More than two years have passed since, but even though 2014 saw the release of “Thalys”, a tribute to the high-speed train, the work on the new album started almost immediately after the first album’s launch. Inspired by the basic principles of design in general – Unity, hierarchy, variety, the passengers deemed it logical to draw inspiration from the art movement where these principles were put into practice and resulted in an almost unbelievable array of artefacts and creations: the Bauhaus movement, founded in 1919 by the architect Walter Gropius. The idea of creating a total movement, where all art forms would be present, sparked a creative avalanche, with a huge and lasting influence – to this day – on art, architecture, graphic design, interior design, industrial design, and even typography.
Unity, variety and hierarchy indeed.
It was only logical that these would become the trinity of values for the music and design of Metroland’s “Triadic Ballet” album: three silvery discspackaged in a Bauhaus-inspired deluxe box: Disc 1, aptly titled ‘Unity’,starts off with a trilogy of “Design”, emphasizing – again – unity, variety and hierarchy. “3 Directors”, a far more nervous and edgy affair, could well be the perfect soundtrack to the rollercoaster ride experienced by the Bauhaus’ three directors Gropius, Meyer and van der Rohe. It paves the way for “Ikone Der Moderne”, a 90’s electro inspired four-to-the-floor, soothed by rainy arpeggios and driven forward by throbbing strings. “Zeppelin” then, is definitely up, up and away, providing blue skies and breathing space, before the frenzy returns with“Machines Gone Mad” and the weirdness of “Triadic Ballet”. “Art + Technology” and “Struktur” find some inspiration in the great city of Düsseldorf, while “Les 3 Couleurs” (The 3 Colours) shows the Passengers moving into their own ground. “The Manifesto” is the seamless combination of musical backdrop vs spoken word, and as such it’s an intriguing illustration of the Bauhaus theory. It’s also the perfect introductory piece for “Utopia”, probably the most emotionally gripping song Metroland have created to date: Bauhaus was about men who believed in a utopian world where human meets mechanical: if the band succeeded in one thing, it’s proving that this combination, when applied to music, can lead to astonishing and moving results.
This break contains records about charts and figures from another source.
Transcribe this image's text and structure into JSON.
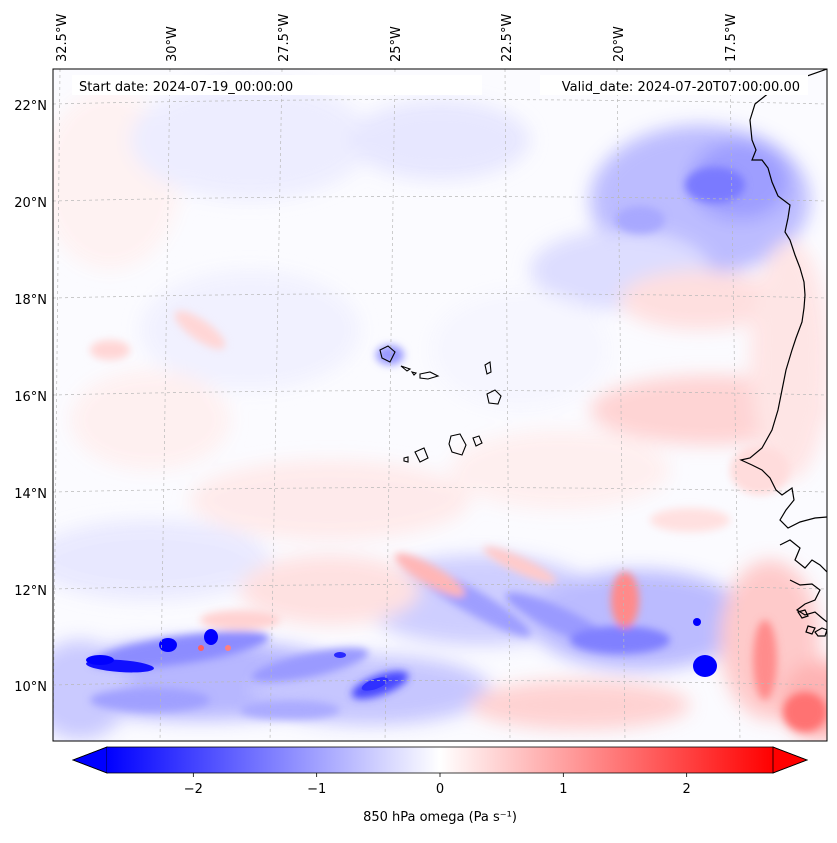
{
  "map": {
    "variable_label": "850 hPa omega (Pa s⁻¹)",
    "start_date": "Start date: 2024-07-19_00:00:00",
    "valid_date": "Valid_date: 2024-07-20T07:00:00.00",
    "extent": {
      "lon_min": -33.0,
      "lon_max": -15.0,
      "lat_min": 8.8,
      "lat_max": 22.8
    },
    "longitude_ticks": [
      "32.5°W",
      "30°W",
      "27.5°W",
      "25°W",
      "22.5°W",
      "20°W",
      "17.5°W"
    ],
    "latitude_ticks": [
      "22°N",
      "20°N",
      "18°N",
      "16°N",
      "14°N",
      "12°N",
      "10°N"
    ],
    "gridlines": true,
    "colormap": "bwr",
    "colors": {
      "negative": "#0000ff",
      "zero": "#ffffff",
      "positive": "#ff0000",
      "coast": "#000000",
      "grid": "#bbbbbb"
    },
    "colorbar": {
      "range": [
        -2.7,
        2.7
      ],
      "tick_values": [
        -2,
        -1,
        0,
        1,
        2
      ],
      "tick_labels": [
        "−2",
        "−1",
        "0",
        "1",
        "2"
      ],
      "extend": "both",
      "orientation": "horizontal"
    },
    "features": [
      {
        "name": "West African coastline",
        "region": "right edge, 14.5°N–22.8°N"
      },
      {
        "name": "Cape Verde islands",
        "region": "centre, ~15°N–17°N, ~25°W–22.5°W"
      },
      {
        "name": "Strong negative omega band",
        "region": "south, ~9.5°N–12°N"
      },
      {
        "name": "Negative omega region",
        "region": "north-east, ~18°N–21°N, ~20°W–16°W"
      }
    ]
  }
}
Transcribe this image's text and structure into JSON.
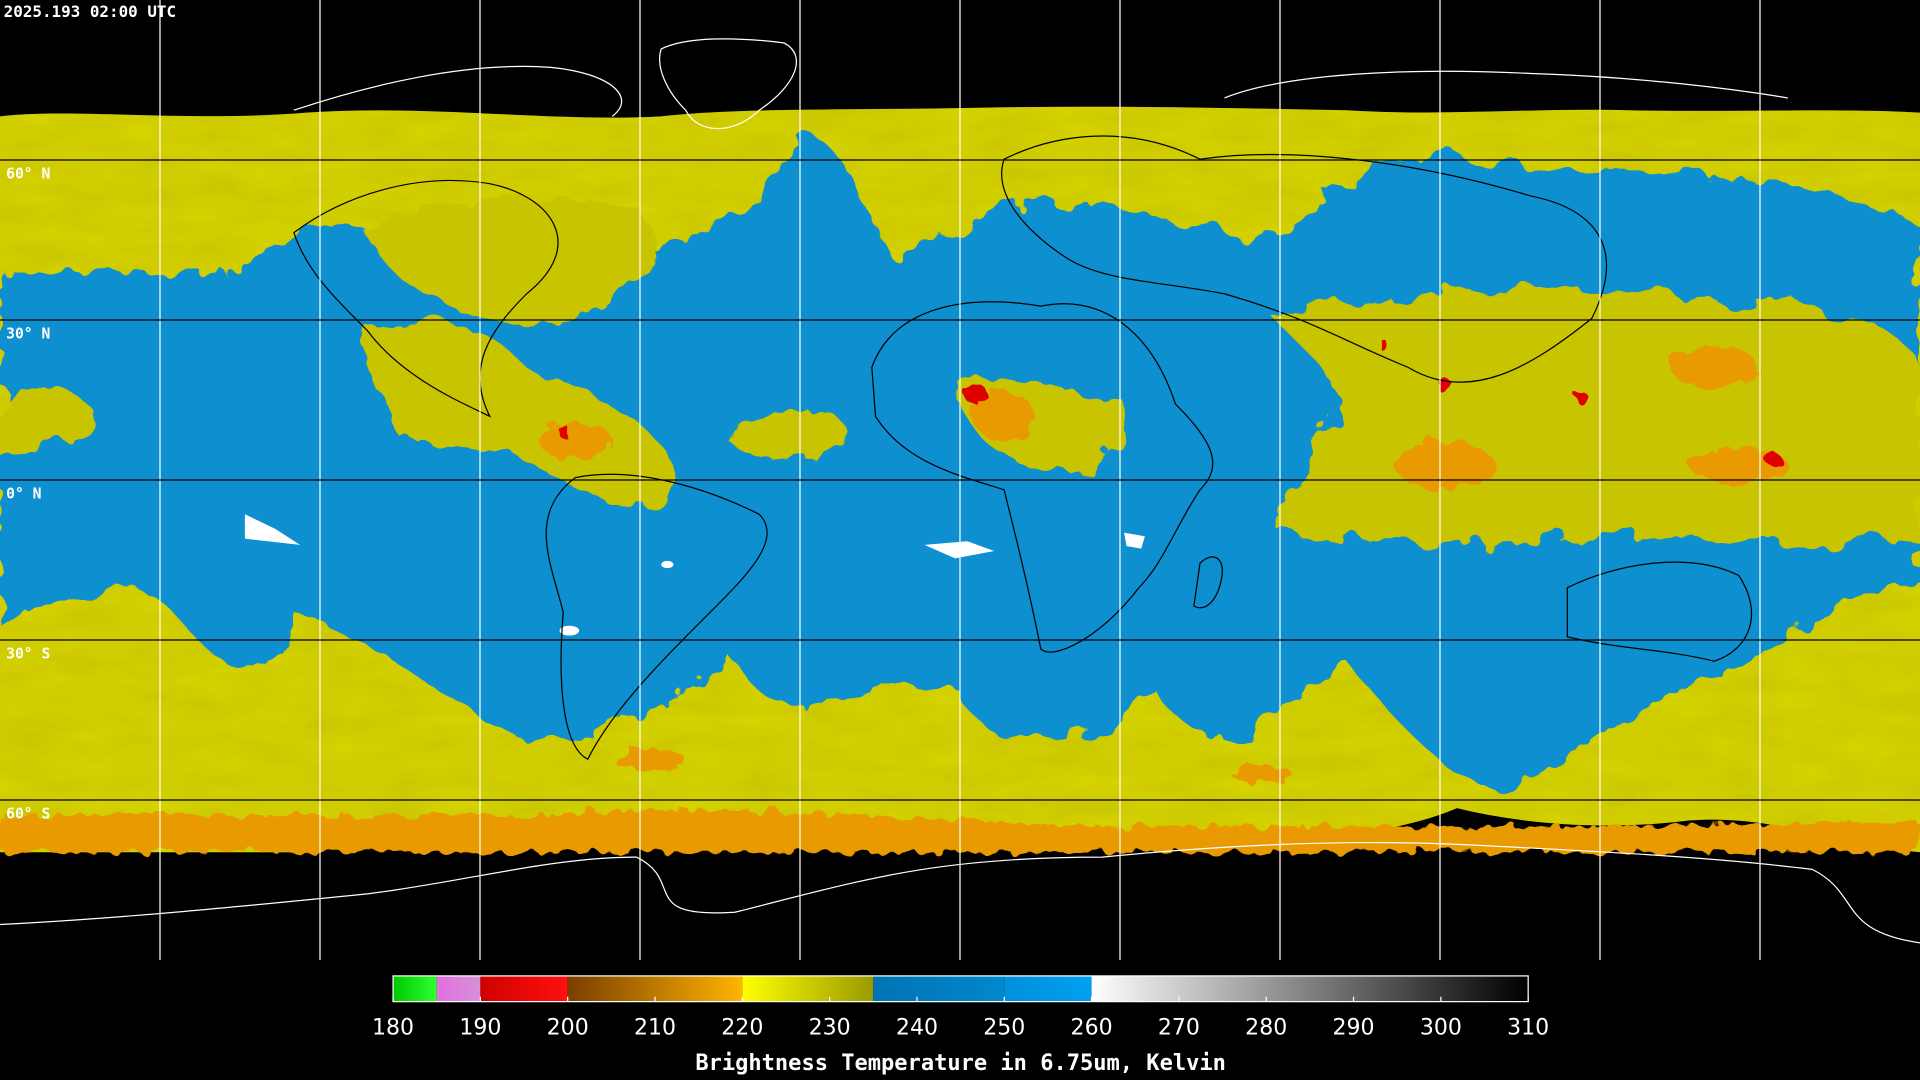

Disc 2 and 3 belong to the remixers. They took the songs, filtered them through their own artistic sieve and came up with results as diverse as they are interesting: from the synthpop of the Greek Fotonovela to the electro of Laurent Paranthoën’s Commuter, or the minimal EBM of Belgium’s Absolute Body Control to the toy shop of Playboy’s Bend (origin unsure. Could be La La Land). All in all, it’s a different journey than disc 1, for sure. But those who stick with it to the end, may find it a rewarding addition to the voyage.